Objectives To assess the effects of botulinum toxin for
prevention of migraine in adults.
Design Systematic review and meta-analysis.
Data sources CENTRAL, MEDLINE, Embase and trial
Eligibility criteria We included randomised controlled
trials (RCTs) of botulinum toxin compared with placebo,
active treatment or clinically relevant different dose for
adults with chronic or episodic migraine, with or without
the additional diagnosis of medication overuse headache.
Data extraction and synthesis Cochrane methods were
used to review double-blind RCTs. Twelve week posttreatment
time-point data was analysed.
Results Twenty-eight trials (n=4190) were included. Trial
quality was mixed. Botulinum toxin treatment resulted in
reduced frequency of −2.0 migraine days/month (95% CI
−2.8 to −1.1, n=1384) in chronic migraineurs compared
with placebo. An improvement was seen in migraine
severity, measured on a numerical rating scale 0 to 10
with 10 being maximal pain, of −2.70 cm (95% CI −3.31
to −2.09, n=75) and −4.9 cm (95% CI −6.56 to −3.24,
n=32) for chronic and episodic migraine respectively.

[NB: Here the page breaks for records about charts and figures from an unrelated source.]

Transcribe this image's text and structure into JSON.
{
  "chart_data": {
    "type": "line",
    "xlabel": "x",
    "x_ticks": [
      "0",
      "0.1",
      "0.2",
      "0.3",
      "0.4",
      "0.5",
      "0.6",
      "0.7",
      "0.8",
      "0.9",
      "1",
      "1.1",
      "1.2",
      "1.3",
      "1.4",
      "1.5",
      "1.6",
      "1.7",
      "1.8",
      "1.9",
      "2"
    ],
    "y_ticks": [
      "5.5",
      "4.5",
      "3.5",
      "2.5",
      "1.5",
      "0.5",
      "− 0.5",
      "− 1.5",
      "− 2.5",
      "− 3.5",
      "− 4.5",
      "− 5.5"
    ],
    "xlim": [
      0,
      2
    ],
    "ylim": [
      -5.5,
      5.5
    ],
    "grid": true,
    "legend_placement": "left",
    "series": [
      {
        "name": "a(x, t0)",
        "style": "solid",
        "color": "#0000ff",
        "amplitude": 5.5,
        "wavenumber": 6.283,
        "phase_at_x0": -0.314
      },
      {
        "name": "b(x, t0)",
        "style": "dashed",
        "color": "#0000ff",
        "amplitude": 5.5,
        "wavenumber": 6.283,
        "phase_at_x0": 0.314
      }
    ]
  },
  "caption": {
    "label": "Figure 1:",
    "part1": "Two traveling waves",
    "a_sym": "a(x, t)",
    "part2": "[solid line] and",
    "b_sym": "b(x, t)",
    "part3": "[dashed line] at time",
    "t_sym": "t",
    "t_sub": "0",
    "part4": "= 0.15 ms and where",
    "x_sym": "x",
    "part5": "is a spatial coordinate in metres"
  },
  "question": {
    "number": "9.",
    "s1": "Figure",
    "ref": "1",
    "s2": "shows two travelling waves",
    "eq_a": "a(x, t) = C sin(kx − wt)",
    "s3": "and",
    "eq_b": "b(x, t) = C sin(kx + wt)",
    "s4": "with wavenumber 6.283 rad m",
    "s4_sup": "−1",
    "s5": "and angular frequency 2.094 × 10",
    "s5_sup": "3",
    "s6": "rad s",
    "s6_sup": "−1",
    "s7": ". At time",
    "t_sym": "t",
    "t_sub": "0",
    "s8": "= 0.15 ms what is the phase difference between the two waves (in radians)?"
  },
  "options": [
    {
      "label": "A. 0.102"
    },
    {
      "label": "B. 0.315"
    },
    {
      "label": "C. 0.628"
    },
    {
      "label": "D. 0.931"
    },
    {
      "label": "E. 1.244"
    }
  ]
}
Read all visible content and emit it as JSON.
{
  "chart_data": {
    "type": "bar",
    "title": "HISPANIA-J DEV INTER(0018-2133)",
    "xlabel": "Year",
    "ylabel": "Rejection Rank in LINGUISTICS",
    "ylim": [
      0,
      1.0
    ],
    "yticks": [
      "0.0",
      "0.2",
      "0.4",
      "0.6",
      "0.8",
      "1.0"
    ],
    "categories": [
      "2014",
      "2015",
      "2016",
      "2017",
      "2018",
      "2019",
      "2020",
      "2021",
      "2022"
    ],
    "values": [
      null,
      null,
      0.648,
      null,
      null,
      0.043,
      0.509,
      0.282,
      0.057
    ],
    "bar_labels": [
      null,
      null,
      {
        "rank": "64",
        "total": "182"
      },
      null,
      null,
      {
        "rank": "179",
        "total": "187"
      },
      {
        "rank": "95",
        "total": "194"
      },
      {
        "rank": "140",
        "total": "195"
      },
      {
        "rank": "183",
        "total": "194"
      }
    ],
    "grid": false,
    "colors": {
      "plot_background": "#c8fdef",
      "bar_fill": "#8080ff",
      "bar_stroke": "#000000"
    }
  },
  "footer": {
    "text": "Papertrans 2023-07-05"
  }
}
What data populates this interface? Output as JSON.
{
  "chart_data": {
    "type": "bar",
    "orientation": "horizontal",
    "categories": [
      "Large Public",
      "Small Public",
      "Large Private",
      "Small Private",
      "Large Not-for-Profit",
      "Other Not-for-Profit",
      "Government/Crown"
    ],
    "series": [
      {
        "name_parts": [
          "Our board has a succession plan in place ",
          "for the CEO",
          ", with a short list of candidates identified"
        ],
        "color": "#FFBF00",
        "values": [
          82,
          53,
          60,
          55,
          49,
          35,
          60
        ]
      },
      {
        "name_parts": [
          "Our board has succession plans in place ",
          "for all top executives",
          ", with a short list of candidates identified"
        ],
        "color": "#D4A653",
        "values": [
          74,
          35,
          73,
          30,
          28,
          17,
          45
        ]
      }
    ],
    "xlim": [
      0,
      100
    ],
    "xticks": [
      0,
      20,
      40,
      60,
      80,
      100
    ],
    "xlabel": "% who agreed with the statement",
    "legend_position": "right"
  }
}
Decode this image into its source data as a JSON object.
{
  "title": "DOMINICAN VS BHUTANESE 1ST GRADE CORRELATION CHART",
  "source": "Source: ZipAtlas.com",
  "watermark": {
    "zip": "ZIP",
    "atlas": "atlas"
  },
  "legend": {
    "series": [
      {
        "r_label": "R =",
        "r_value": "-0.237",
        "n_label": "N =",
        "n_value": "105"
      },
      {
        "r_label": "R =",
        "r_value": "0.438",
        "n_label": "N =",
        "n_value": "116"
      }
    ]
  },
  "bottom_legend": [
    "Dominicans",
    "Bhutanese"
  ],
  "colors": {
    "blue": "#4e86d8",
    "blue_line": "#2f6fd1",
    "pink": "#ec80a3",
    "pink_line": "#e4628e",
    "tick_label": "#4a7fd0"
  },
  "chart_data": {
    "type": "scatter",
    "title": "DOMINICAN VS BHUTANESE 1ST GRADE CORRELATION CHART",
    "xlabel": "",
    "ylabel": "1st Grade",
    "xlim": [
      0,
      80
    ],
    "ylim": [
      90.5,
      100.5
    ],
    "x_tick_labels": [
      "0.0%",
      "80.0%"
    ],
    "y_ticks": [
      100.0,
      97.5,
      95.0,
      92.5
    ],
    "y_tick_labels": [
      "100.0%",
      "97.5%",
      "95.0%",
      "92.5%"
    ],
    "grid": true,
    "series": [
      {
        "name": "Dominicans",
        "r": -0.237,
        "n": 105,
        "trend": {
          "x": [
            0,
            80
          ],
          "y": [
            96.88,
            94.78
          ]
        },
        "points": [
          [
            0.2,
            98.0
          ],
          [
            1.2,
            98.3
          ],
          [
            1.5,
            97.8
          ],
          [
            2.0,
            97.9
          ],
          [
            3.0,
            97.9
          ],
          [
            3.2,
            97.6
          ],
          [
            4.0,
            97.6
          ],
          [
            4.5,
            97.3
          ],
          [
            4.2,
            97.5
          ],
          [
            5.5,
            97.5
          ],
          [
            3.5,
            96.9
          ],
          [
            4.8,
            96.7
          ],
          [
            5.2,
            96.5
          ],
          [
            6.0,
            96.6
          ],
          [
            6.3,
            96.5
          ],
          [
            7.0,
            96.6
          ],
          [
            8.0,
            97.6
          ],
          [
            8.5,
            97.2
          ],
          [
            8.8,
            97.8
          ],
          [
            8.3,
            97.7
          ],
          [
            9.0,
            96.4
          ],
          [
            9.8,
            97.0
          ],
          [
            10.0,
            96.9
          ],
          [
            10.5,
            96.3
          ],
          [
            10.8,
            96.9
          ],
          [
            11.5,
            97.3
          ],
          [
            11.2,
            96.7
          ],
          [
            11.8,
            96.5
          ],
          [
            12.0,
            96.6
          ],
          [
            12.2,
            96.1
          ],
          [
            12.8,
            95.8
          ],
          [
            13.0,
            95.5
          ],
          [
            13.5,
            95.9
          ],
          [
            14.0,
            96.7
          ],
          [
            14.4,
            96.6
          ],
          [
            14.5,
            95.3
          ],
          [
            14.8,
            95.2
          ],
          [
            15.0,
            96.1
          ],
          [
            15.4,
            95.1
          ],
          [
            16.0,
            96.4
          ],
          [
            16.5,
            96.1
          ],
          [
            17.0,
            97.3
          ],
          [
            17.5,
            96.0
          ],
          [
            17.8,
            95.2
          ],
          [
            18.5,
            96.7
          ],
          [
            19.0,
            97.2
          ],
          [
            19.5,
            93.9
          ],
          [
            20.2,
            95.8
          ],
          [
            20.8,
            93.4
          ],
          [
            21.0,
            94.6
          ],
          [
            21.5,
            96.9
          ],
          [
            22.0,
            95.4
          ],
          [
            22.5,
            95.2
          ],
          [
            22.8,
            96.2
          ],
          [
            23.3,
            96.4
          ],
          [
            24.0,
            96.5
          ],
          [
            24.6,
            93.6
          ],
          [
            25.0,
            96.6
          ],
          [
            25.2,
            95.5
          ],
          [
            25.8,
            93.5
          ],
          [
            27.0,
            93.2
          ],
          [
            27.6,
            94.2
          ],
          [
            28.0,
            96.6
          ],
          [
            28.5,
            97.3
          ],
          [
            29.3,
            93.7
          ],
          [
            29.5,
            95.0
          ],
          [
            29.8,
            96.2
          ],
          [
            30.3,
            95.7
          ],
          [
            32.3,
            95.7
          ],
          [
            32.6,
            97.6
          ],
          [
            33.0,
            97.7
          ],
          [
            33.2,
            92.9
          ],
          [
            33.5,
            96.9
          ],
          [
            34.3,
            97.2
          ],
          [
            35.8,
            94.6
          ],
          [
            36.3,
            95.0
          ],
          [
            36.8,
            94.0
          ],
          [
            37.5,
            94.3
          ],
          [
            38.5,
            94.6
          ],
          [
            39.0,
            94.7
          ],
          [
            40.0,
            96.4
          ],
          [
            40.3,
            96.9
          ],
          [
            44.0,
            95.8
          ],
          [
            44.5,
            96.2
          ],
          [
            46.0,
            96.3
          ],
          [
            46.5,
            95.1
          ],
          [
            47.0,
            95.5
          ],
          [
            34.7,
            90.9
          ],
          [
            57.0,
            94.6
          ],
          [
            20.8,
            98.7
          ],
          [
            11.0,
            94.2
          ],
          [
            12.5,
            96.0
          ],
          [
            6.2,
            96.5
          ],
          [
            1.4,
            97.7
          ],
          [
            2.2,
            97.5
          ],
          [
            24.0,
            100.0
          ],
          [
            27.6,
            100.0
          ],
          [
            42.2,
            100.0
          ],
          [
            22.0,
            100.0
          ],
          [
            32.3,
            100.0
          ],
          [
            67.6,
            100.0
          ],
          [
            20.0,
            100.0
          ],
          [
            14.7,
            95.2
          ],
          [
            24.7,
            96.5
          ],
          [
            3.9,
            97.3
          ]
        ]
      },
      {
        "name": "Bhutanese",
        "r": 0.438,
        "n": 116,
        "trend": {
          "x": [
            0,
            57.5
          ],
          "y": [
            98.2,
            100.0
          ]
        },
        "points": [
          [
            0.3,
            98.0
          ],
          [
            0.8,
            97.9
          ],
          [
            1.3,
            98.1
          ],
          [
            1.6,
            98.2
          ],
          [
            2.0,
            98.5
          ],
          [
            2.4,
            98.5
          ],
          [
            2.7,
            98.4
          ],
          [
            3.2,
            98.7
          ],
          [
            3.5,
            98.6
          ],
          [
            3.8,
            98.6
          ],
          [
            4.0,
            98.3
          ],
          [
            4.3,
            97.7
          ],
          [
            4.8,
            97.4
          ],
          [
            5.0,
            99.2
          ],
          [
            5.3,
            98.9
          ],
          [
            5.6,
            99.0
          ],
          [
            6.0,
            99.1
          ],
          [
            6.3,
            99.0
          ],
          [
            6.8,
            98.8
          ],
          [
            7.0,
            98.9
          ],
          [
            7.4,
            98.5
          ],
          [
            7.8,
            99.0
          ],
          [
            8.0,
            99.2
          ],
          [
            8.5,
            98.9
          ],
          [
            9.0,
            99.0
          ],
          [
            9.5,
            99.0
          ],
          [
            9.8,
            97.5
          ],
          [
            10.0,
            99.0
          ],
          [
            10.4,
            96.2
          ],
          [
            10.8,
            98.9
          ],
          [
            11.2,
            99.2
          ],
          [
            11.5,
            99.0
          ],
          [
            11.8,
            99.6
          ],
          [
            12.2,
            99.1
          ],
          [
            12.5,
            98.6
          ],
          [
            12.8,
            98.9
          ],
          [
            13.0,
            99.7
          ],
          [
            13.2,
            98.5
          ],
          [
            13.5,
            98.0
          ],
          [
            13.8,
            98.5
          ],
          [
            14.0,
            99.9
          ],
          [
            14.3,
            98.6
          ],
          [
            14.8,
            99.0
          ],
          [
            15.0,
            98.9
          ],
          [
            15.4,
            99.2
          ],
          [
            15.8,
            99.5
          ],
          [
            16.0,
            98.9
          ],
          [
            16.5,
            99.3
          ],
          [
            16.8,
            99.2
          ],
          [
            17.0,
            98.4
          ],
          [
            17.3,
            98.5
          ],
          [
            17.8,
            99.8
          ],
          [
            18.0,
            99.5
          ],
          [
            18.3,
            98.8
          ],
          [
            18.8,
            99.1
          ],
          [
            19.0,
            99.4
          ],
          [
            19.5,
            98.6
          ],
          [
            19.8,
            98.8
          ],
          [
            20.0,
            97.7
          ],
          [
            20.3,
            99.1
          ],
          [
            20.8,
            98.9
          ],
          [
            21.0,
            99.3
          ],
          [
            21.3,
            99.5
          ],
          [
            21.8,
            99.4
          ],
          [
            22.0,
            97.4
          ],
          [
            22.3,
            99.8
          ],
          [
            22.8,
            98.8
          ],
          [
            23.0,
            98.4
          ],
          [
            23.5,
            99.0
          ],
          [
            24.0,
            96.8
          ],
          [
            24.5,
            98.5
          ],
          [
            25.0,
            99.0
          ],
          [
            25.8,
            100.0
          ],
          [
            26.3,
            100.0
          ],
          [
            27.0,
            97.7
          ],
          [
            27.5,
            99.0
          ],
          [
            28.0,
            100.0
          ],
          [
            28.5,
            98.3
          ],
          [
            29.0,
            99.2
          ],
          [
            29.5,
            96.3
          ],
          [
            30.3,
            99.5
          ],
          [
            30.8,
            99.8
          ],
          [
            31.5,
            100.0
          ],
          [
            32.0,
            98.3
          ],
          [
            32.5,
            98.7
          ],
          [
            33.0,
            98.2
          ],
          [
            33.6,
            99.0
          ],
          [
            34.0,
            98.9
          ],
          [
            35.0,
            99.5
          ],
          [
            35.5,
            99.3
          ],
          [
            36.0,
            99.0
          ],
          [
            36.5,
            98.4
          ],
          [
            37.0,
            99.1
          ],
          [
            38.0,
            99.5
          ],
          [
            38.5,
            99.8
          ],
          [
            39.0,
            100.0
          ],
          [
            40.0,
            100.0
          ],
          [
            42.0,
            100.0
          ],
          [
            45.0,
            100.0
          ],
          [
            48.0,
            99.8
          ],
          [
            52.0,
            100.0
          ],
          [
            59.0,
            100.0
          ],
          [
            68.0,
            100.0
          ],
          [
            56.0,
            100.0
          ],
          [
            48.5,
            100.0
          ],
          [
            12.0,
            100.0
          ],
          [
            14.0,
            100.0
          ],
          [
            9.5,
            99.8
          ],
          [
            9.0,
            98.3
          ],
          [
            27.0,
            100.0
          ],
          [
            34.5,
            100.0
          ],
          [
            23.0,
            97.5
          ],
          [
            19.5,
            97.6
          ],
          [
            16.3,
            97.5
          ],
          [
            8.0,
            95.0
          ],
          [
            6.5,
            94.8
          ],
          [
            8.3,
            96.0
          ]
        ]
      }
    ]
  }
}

Botulinum toxin had a relative risk of treatment related
adverse events twice that of placebo, but a reduced risk
compared with active comparators (relative risk 0.76, 95%
CI 0.59 to 0.98) and a low withdrawal rate (3%). Although
individual trials reported non-inferiority to oral treatments,
insufficient data were available for meta-analysis of
effectiveness outcomes.
Conclusions In chronic migraine, botulinum toxin reduces
migraine frequency by 2 days/month and has a favourable
safety profile. Inclusion of medication overuse headache
does not preclude its effectiveness. Evidence to support or
refute efficacy in episodic migraine was not identified.